In a nation where more than half the population live on less than a dollar a day, the mechanics of government are creaky at best, so relief efforts are stuttering. Critically, airlifted supplies are stuck at Haiti's airport, miles out of town. The runway there has no lights, so is open only during daylight, and has now become so congested that scores of flights are being blocked from landing.
The UN would normally be expected to bear the brunt of organising the relief effort. But 100 UN officials are still missing, leaving an organisational vacuum. Blue-helmeted troops are visible in smarter, and safe parts of town, such as Petionville. In the flattened barrios, where most of the casualties have been felt, they seem non-existent.
A representative of the Boston-based health charity, Partners in Health, summed up the mood of exasperated aid agencies yesterday, when she recalled requesting UN help to create a secure area to set up a field hospital in the city centre. Their request was denied, she says, because under current constraints, "this isn't a priority".
In the absence of food aid, people who haven't been able to salvage anything to eat from their ruined homes are being forced to rely on street vendors, who are selling fruit and basic supplies at vastly inflated prices. But since many of them only have the money that was in their pocket when Tuesday's earthquake struck, there is little they can afford.
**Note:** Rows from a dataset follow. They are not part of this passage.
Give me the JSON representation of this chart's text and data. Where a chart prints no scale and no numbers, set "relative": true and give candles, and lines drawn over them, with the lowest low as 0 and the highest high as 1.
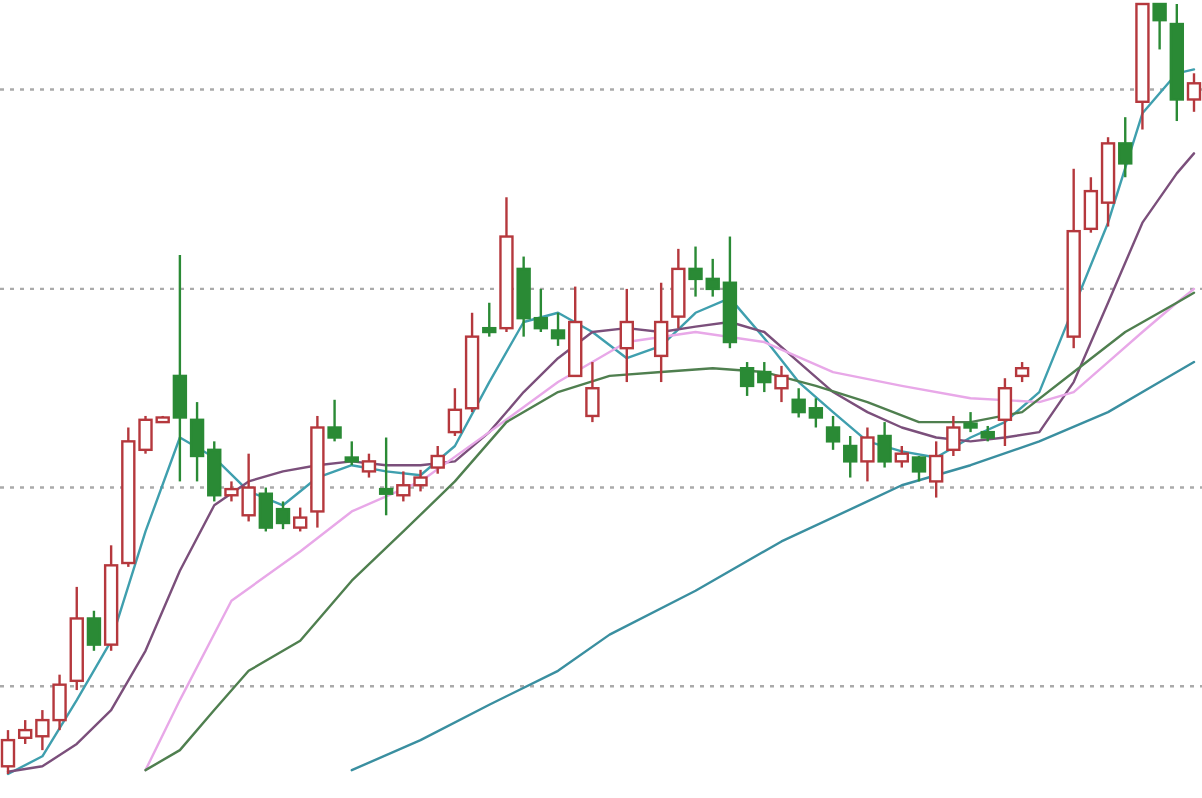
{
  "chart_data": {
    "type": "candlestick",
    "relative": true,
    "tick_labels": false,
    "categories": [
      null,
      null,
      null,
      null,
      null,
      null,
      null,
      null,
      null,
      null,
      null,
      null,
      null,
      null,
      null,
      null,
      null,
      null,
      null,
      null,
      null,
      null,
      null,
      null,
      null,
      null,
      null,
      null,
      null,
      null,
      null,
      null,
      null,
      null,
      null,
      null,
      null,
      null,
      null,
      null,
      null,
      null,
      null,
      null,
      null,
      null,
      null,
      null,
      null,
      null,
      null,
      null,
      null,
      null,
      null,
      null,
      null,
      null,
      null,
      null,
      null,
      null,
      null,
      null,
      null,
      null,
      null,
      null,
      null,
      null
    ],
    "ohlc": [
      [
        0.01,
        0.057,
        0,
        0.044
      ],
      [
        0.047,
        0.07,
        0.039,
        0.057
      ],
      [
        0.049,
        0.083,
        0.031,
        0.07
      ],
      [
        0.07,
        0.129,
        0.057,
        0.116
      ],
      [
        0.121,
        0.243,
        0.109,
        0.202
      ],
      [
        0.202,
        0.212,
        0.16,
        0.168
      ],
      [
        0.168,
        0.297,
        0.16,
        0.271
      ],
      [
        0.274,
        0.45,
        0.269,
        0.432
      ],
      [
        0.421,
        0.465,
        0.416,
        0.46
      ],
      [
        0.457,
        0.465,
        0.457,
        0.463
      ],
      [
        0.517,
        0.674,
        0.38,
        0.463
      ],
      [
        0.46,
        0.483,
        0.38,
        0.413
      ],
      [
        0.421,
        0.432,
        0.354,
        0.362
      ],
      [
        0.362,
        0.38,
        0.354,
        0.37
      ],
      [
        0.336,
        0.416,
        0.328,
        0.372
      ],
      [
        0.364,
        0.372,
        0.315,
        0.32
      ],
      [
        0.344,
        0.354,
        0.318,
        0.326
      ],
      [
        0.32,
        0.346,
        0.315,
        0.333
      ],
      [
        0.341,
        0.465,
        0.32,
        0.45
      ],
      [
        0.45,
        0.486,
        0.432,
        0.437
      ],
      [
        0.411,
        0.432,
        0.401,
        0.406
      ],
      [
        0.393,
        0.416,
        0.385,
        0.406
      ],
      [
        0.37,
        0.437,
        0.336,
        0.364
      ],
      [
        0.362,
        0.393,
        0.354,
        0.375
      ],
      [
        0.375,
        0.395,
        0.367,
        0.385
      ],
      [
        0.398,
        0.426,
        0.39,
        0.413
      ],
      [
        0.444,
        0.501,
        0.439,
        0.473
      ],
      [
        0.475,
        0.599,
        0.47,
        0.568
      ],
      [
        0.579,
        0.612,
        0.568,
        0.574
      ],
      [
        0.579,
        0.749,
        0.574,
        0.698
      ],
      [
        0.656,
        0.672,
        0.568,
        0.592
      ],
      [
        0.592,
        0.63,
        0.574,
        0.579
      ],
      [
        0.576,
        0.599,
        0.556,
        0.566
      ],
      [
        0.517,
        0.633,
        0.517,
        0.587
      ],
      [
        0.465,
        0.535,
        0.457,
        0.501
      ],
      null,
      [
        0.553,
        0.63,
        0.509,
        0.587
      ],
      null,
      [
        0.543,
        0.638,
        0.509,
        0.587
      ],
      [
        0.594,
        0.682,
        0.579,
        0.656
      ],
      [
        0.656,
        0.685,
        0.62,
        0.643
      ],
      [
        0.643,
        0.669,
        0.62,
        0.63
      ],
      [
        0.638,
        0.698,
        0.553,
        0.561
      ],
      [
        0.527,
        0.535,
        0.491,
        0.504
      ],
      [
        0.522,
        0.535,
        0.496,
        0.509
      ],
      [
        0.501,
        0.53,
        0.483,
        0.517
      ],
      [
        0.486,
        0.501,
        0.463,
        0.47
      ],
      [
        0.475,
        0.488,
        0.45,
        0.463
      ],
      [
        0.45,
        0.465,
        0.421,
        0.432
      ],
      [
        0.426,
        0.439,
        0.385,
        0.406
      ],
      [
        0.406,
        0.45,
        0.38,
        0.437
      ],
      [
        0.439,
        0.457,
        0.398,
        0.406
      ],
      [
        0.406,
        0.426,
        0.398,
        0.416
      ],
      [
        0.411,
        0.413,
        0.38,
        0.393
      ],
      [
        0.38,
        0.432,
        0.359,
        0.413
      ],
      [
        0.421,
        0.465,
        0.413,
        0.45
      ],
      [
        0.455,
        0.47,
        0.444,
        0.45
      ],
      [
        0.444,
        0.452,
        0.432,
        0.437
      ],
      [
        0.46,
        0.514,
        0.426,
        0.501
      ],
      [
        0.517,
        0.535,
        0.509,
        0.527
      ],
      null,
      null,
      [
        0.568,
        0.786,
        0.553,
        0.705
      ],
      [
        0.708,
        0.775,
        0.703,
        0.757
      ],
      [
        0.742,
        0.827,
        0.711,
        0.819
      ],
      [
        0.819,
        0.853,
        0.775,
        0.793
      ],
      [
        0.873,
        1,
        0.837,
        1
      ],
      [
        1,
        1,
        0.941,
        0.979
      ],
      [
        0.974,
        1,
        0.848,
        0.876
      ],
      [
        0.876,
        0.91,
        0.86,
        0.897
      ]
    ],
    "series": [
      {
        "type": "line",
        "color": "#3f9fae",
        "values": [
          0,
          null,
          0.023,
          null,
          0.096,
          null,
          0.173,
          null,
          0.315,
          null,
          0.437,
          null,
          0.411,
          null,
          0.367,
          null,
          0.349,
          null,
          0.385,
          null,
          0.401,
          null,
          0.393,
          null,
          0.388,
          null,
          0.426,
          null,
          0.509,
          null,
          0.587,
          null,
          0.599,
          null,
          0.574,
          null,
          0.54,
          null,
          0.556,
          null,
          0.599,
          null,
          0.618,
          null,
          0.566,
          null,
          0.509,
          null,
          0.47,
          null,
          0.432,
          null,
          0.419,
          null,
          0.411,
          null,
          0.437,
          null,
          0.457,
          null,
          0.496,
          null,
          null,
          null,
          0.716,
          null,
          0.858,
          null,
          0.91,
          0.915
        ]
      },
      {
        "type": "line",
        "color": "#7b4f7b",
        "values": [
          0.003,
          null,
          0.01,
          null,
          0.039,
          null,
          0.083,
          null,
          0.16,
          null,
          0.264,
          null,
          0.349,
          null,
          0.38,
          null,
          0.393,
          null,
          0.401,
          null,
          0.406,
          null,
          0.401,
          null,
          0.401,
          null,
          0.406,
          null,
          0.444,
          null,
          0.496,
          null,
          0.54,
          null,
          0.574,
          null,
          0.579,
          null,
          0.574,
          null,
          0.581,
          null,
          0.587,
          null,
          0.574,
          null,
          0.535,
          null,
          0.496,
          null,
          0.47,
          null,
          0.45,
          null,
          0.437,
          null,
          0.432,
          null,
          0.437,
          null,
          0.444,
          null,
          0.509,
          null,
          0.612,
          null,
          0.716,
          null,
          0.78,
          0.806
        ]
      },
      {
        "type": "line",
        "color": "#e8a8e8",
        "values": [
          null,
          null,
          null,
          null,
          null,
          null,
          null,
          null,
          0.005,
          null,
          0.096,
          null,
          null,
          0.225,
          null,
          null,
          null,
          0.289,
          null,
          null,
          0.341,
          null,
          null,
          null,
          0.38,
          null,
          null,
          null,
          0.444,
          null,
          null,
          null,
          0.509,
          null,
          null,
          null,
          0.561,
          null,
          null,
          null,
          0.574,
          null,
          null,
          null,
          0.561,
          null,
          null,
          null,
          0.522,
          null,
          null,
          null,
          0.504,
          null,
          null,
          null,
          0.488,
          null,
          null,
          null,
          0.483,
          null,
          0.496,
          null,
          0.535,
          null,
          0.574,
          null,
          0.612,
          0.63
        ]
      },
      {
        "type": "line",
        "color": "#4f7f4f",
        "values": [
          null,
          null,
          null,
          null,
          null,
          null,
          null,
          null,
          0.005,
          null,
          0.031,
          null,
          0.083,
          null,
          0.134,
          null,
          null,
          0.173,
          null,
          null,
          0.251,
          null,
          null,
          0.315,
          null,
          null,
          0.38,
          null,
          null,
          0.457,
          null,
          null,
          0.496,
          null,
          null,
          0.517,
          null,
          null,
          0.522,
          null,
          null,
          0.527,
          null,
          null,
          0.522,
          null,
          null,
          0.504,
          null,
          null,
          0.483,
          null,
          null,
          0.457,
          null,
          null,
          0.457,
          null,
          null,
          0.47,
          null,
          null,
          0.522,
          null,
          null,
          0.574,
          null,
          null,
          0.612,
          0.625
        ]
      },
      {
        "type": "line",
        "color": "#3a8fa0",
        "values": [
          null,
          null,
          null,
          null,
          null,
          null,
          null,
          null,
          null,
          null,
          null,
          null,
          null,
          null,
          null,
          null,
          null,
          null,
          null,
          null,
          0.005,
          null,
          null,
          null,
          0.044,
          null,
          null,
          null,
          0.09,
          null,
          null,
          null,
          0.134,
          null,
          null,
          0.181,
          null,
          null,
          null,
          null,
          0.238,
          null,
          null,
          null,
          null,
          0.302,
          null,
          null,
          null,
          null,
          0.354,
          null,
          0.375,
          null,
          null,
          null,
          0.401,
          null,
          null,
          null,
          0.432,
          null,
          null,
          null,
          0.47,
          null,
          null,
          0.509,
          null,
          0.535
        ]
      }
    ],
    "ref_lines": [
      {
        "axis": "y",
        "value": 0.889,
        "color": "#aaaaaa",
        "line_style": "dotted"
      },
      {
        "axis": "y",
        "value": 0.63,
        "color": "#aaaaaa",
        "line_style": "dotted"
      },
      {
        "axis": "y",
        "value": 0.372,
        "color": "#aaaaaa",
        "line_style": "dotted"
      },
      {
        "axis": "y",
        "value": 0.114,
        "color": "#aaaaaa",
        "line_style": "dotted"
      }
    ]
  }
}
"We have to make do with what we have, and use whatever else is in our pocket to buy things on the street," said Nicolas Cayo. The most crucial commodity is water. Groups of people walk the streets carrying empty plastic bottles, searching for broken water pipes, or even streams in gutters, to fill them from.
A handful of rescue workers who have managed to reach Port-au-Prince are focusing on saving the lives of people still trapped in rubble. One of the biggest relief efforts is taking place at the Hotel Montana, which was the city's most expensive luxury hotel, but was among the several blocks-worth of buildings in the Bourdon district to have simply caved in on itself when vast areas of hillside disappeared.
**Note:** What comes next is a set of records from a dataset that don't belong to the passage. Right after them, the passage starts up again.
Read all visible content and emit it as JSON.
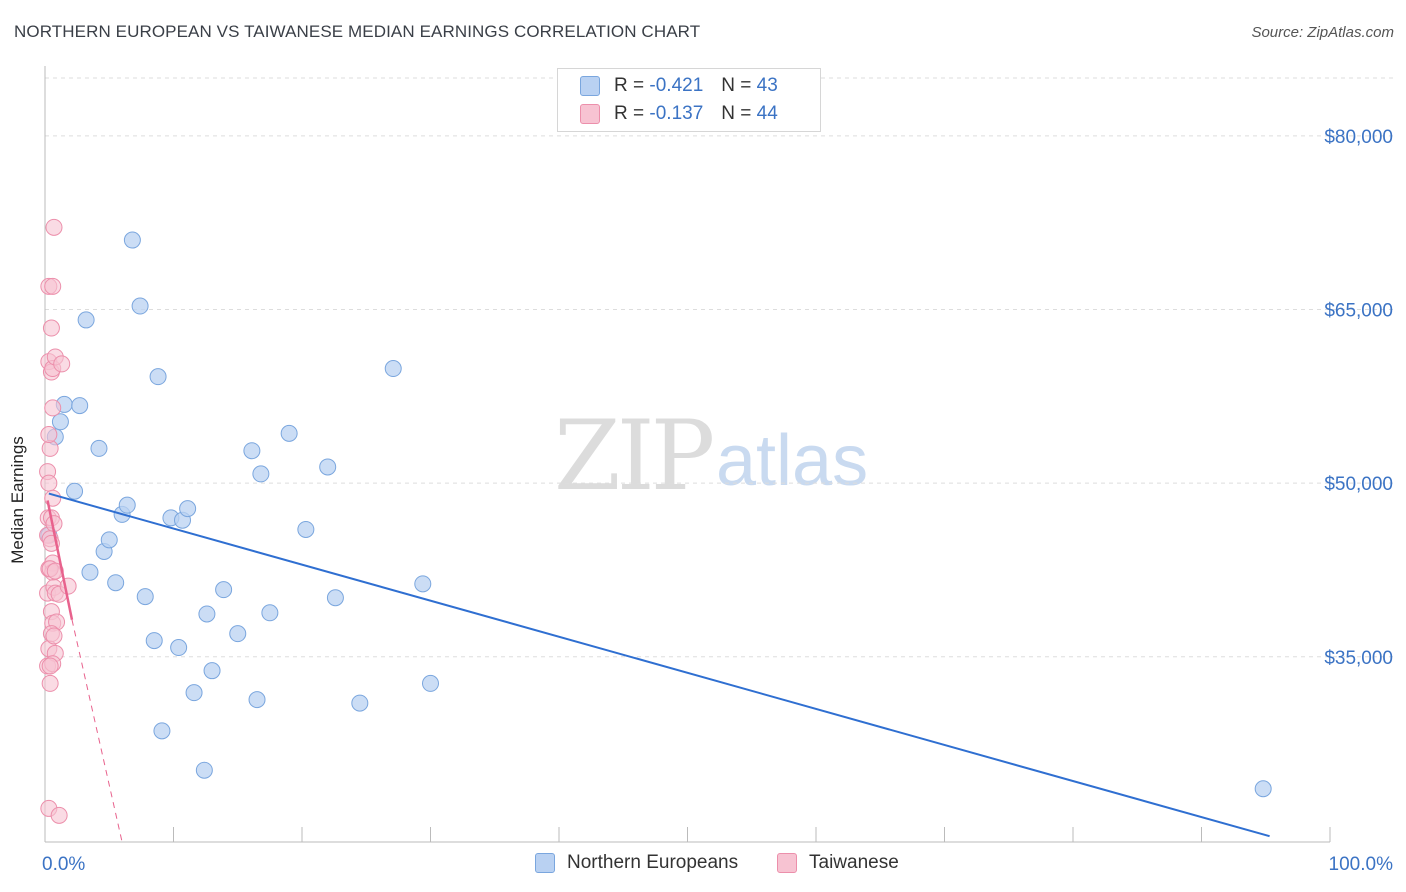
{
  "title": "NORTHERN EUROPEAN VS TAIWANESE MEDIAN EARNINGS CORRELATION CHART",
  "source": "Source: ZipAtlas.com",
  "watermark": {
    "zip": "ZIP",
    "atlas": "atlas"
  },
  "legend": {
    "rows": [
      {
        "r_label": "R =",
        "r_value": "-0.421",
        "n_label": "N =",
        "n_value": "43"
      },
      {
        "r_label": "R =",
        "r_value": "-0.137",
        "n_label": "N =",
        "n_value": "44"
      }
    ]
  },
  "bottom_legend": {
    "series1": "Northern Europeans",
    "series2": "Taiwanese"
  },
  "colors": {
    "blue_fill": "#b9d1f2",
    "blue_stroke": "#7aa6de",
    "blue_line": "#2f6fd1",
    "pink_fill": "#f7c3d2",
    "pink_stroke": "#ec8fab",
    "pink_line": "#e8628d",
    "tick_label": "#3b73c4",
    "grid": "#dddddd"
  },
  "chart_data": {
    "type": "scatter",
    "title": "NORTHERN EUROPEAN VS TAIWANESE MEDIAN EARNINGS CORRELATION CHART",
    "xlabel": "",
    "ylabel": "Median Earnings",
    "xlim": [
      0,
      100
    ],
    "ylim": [
      19000,
      85000
    ],
    "x_tick_labels": [
      "0.0%",
      "100.0%"
    ],
    "y_ticks": [
      35000,
      50000,
      65000,
      80000
    ],
    "y_tick_labels": [
      "$35,000",
      "$50,000",
      "$65,000",
      "$80,000"
    ],
    "series": [
      {
        "name": "Northern Europeans",
        "r": -0.421,
        "n": 43,
        "trend": {
          "x": [
            0.3,
            95.3
          ],
          "y": [
            49100,
            19500
          ]
        },
        "points": [
          [
            0.3,
            45500
          ],
          [
            0.8,
            54000
          ],
          [
            1.2,
            55300
          ],
          [
            1.5,
            56800
          ],
          [
            2.3,
            49300
          ],
          [
            2.7,
            56700
          ],
          [
            3.2,
            64100
          ],
          [
            3.5,
            42300
          ],
          [
            4.2,
            53000
          ],
          [
            4.6,
            44100
          ],
          [
            5.0,
            45100
          ],
          [
            5.5,
            41400
          ],
          [
            6.0,
            47300
          ],
          [
            6.4,
            48100
          ],
          [
            6.8,
            71000
          ],
          [
            7.4,
            65300
          ],
          [
            7.8,
            40200
          ],
          [
            8.5,
            36400
          ],
          [
            8.8,
            59200
          ],
          [
            9.1,
            28600
          ],
          [
            9.8,
            47000
          ],
          [
            10.4,
            35800
          ],
          [
            10.7,
            46800
          ],
          [
            11.1,
            47800
          ],
          [
            11.6,
            31900
          ],
          [
            12.4,
            25200
          ],
          [
            12.6,
            38700
          ],
          [
            13.0,
            33800
          ],
          [
            13.9,
            40800
          ],
          [
            15.0,
            37000
          ],
          [
            16.1,
            52800
          ],
          [
            16.5,
            31300
          ],
          [
            16.8,
            50800
          ],
          [
            17.5,
            38800
          ],
          [
            19.0,
            54300
          ],
          [
            20.3,
            46000
          ],
          [
            22.0,
            51400
          ],
          [
            22.6,
            40100
          ],
          [
            24.5,
            31000
          ],
          [
            27.1,
            59900
          ],
          [
            29.4,
            41300
          ],
          [
            30.0,
            32700
          ],
          [
            94.8,
            23600
          ]
        ]
      },
      {
        "name": "Taiwanese",
        "r": -0.137,
        "n": 44,
        "trend": {
          "x": [
            0.2,
            2.1
          ],
          "y": [
            48500,
            38200
          ]
        },
        "trend_extended": {
          "x": [
            2.1,
            6.0
          ],
          "y": [
            38200,
            19000
          ]
        },
        "points": [
          [
            0.2,
            45500
          ],
          [
            0.25,
            47000
          ],
          [
            0.2,
            51000
          ],
          [
            0.3,
            42600
          ],
          [
            0.2,
            40500
          ],
          [
            0.3,
            35700
          ],
          [
            0.2,
            34200
          ],
          [
            0.4,
            32700
          ],
          [
            0.3,
            60500
          ],
          [
            0.5,
            63400
          ],
          [
            0.3,
            67000
          ],
          [
            0.6,
            67000
          ],
          [
            0.7,
            72100
          ],
          [
            0.5,
            59600
          ],
          [
            0.6,
            59900
          ],
          [
            0.8,
            60900
          ],
          [
            1.3,
            60300
          ],
          [
            0.6,
            56500
          ],
          [
            0.4,
            53000
          ],
          [
            0.3,
            54200
          ],
          [
            0.3,
            50000
          ],
          [
            0.6,
            48700
          ],
          [
            0.5,
            47000
          ],
          [
            0.7,
            46500
          ],
          [
            0.4,
            45200
          ],
          [
            0.5,
            44800
          ],
          [
            0.6,
            43100
          ],
          [
            0.6,
            42300
          ],
          [
            0.4,
            42600
          ],
          [
            0.8,
            42400
          ],
          [
            0.7,
            41000
          ],
          [
            0.8,
            40500
          ],
          [
            1.1,
            40400
          ],
          [
            1.8,
            41100
          ],
          [
            0.5,
            38900
          ],
          [
            0.6,
            37900
          ],
          [
            0.9,
            38000
          ],
          [
            0.5,
            37000
          ],
          [
            0.7,
            36800
          ],
          [
            0.8,
            35300
          ],
          [
            0.6,
            34400
          ],
          [
            0.4,
            34200
          ],
          [
            0.3,
            21900
          ],
          [
            1.1,
            21300
          ]
        ]
      }
    ]
  }
}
Roughly 200 guests are unaccounted for. At lunchtime yesterday, a French aid worker said that eight had been identified, still alive and well, beneath the rubble, 24 hours earlier. "We had seven Americans and one Haitian buried inside. We've been able to speak to them and got four out, two from the reception area and two from an elevator," he said. "One is now dead, and two are left inside. They are about 10 metres away, but reaching them is difficult as we have to get through three walls." News crews were waiting around the scene, but hope for the survivors is slipping.
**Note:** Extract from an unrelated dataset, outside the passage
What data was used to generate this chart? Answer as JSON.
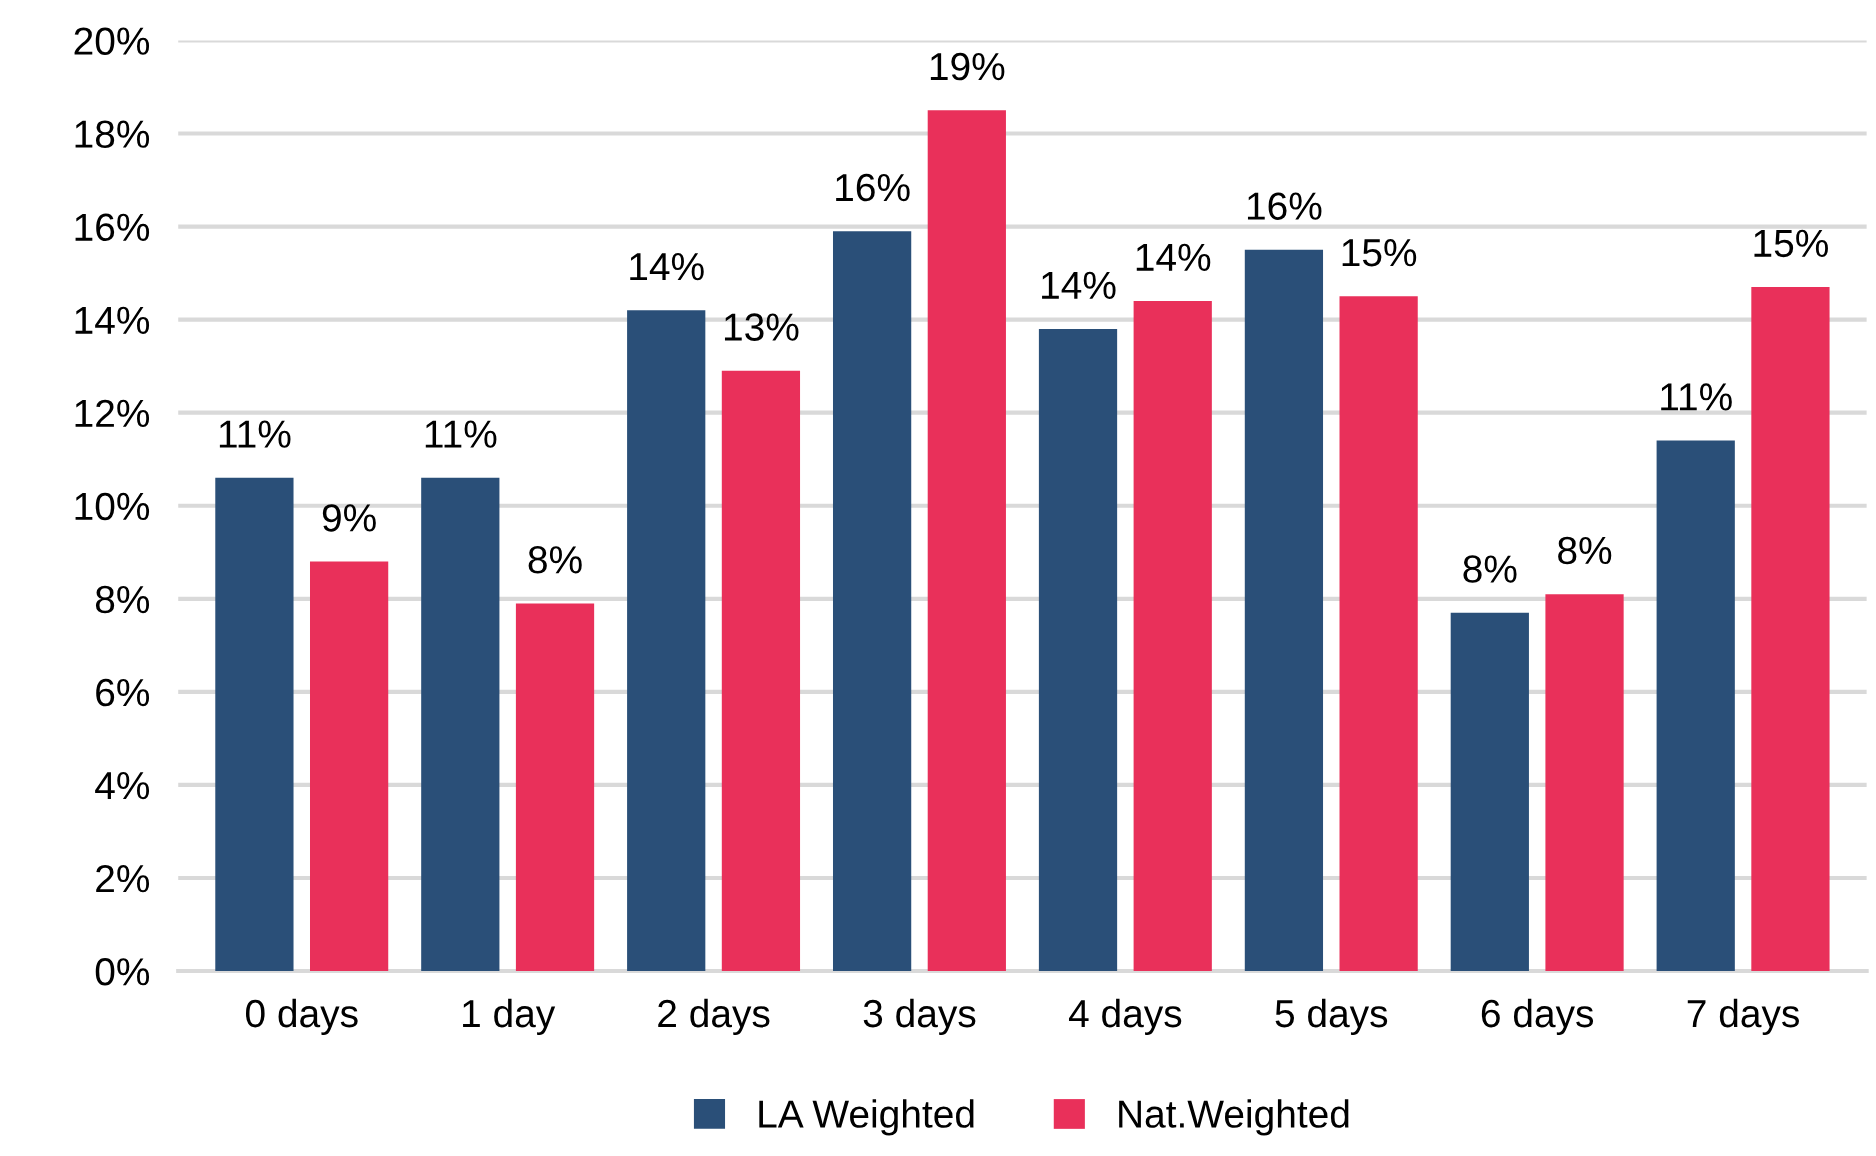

In the coming days, a refugee crisis may also start to afflict Haiti. As you approach the capital on the road from neighbouring Dominican Republic, a vast cloud of dust becomes visible. Soon it becomes clear that it comes from vehicles jammed nose-to-tail, with thousands of people heeding the government advice to get out into the countryside. Some of the injured are walking with their arms in splints made from cardboard boxes, and bandages from torn clothes. Some are being carried on stretchers made from old pallets.
Most are aiming to reach the countryside, which was largely untouched by the disaster. Still more are headed for the border with the Dominican Republic, where they hope to reach functioning hospitals, together with aid organisations who are stranded on the other side.
But no one knows what will happen to them once they get there. Or whether they will ever return.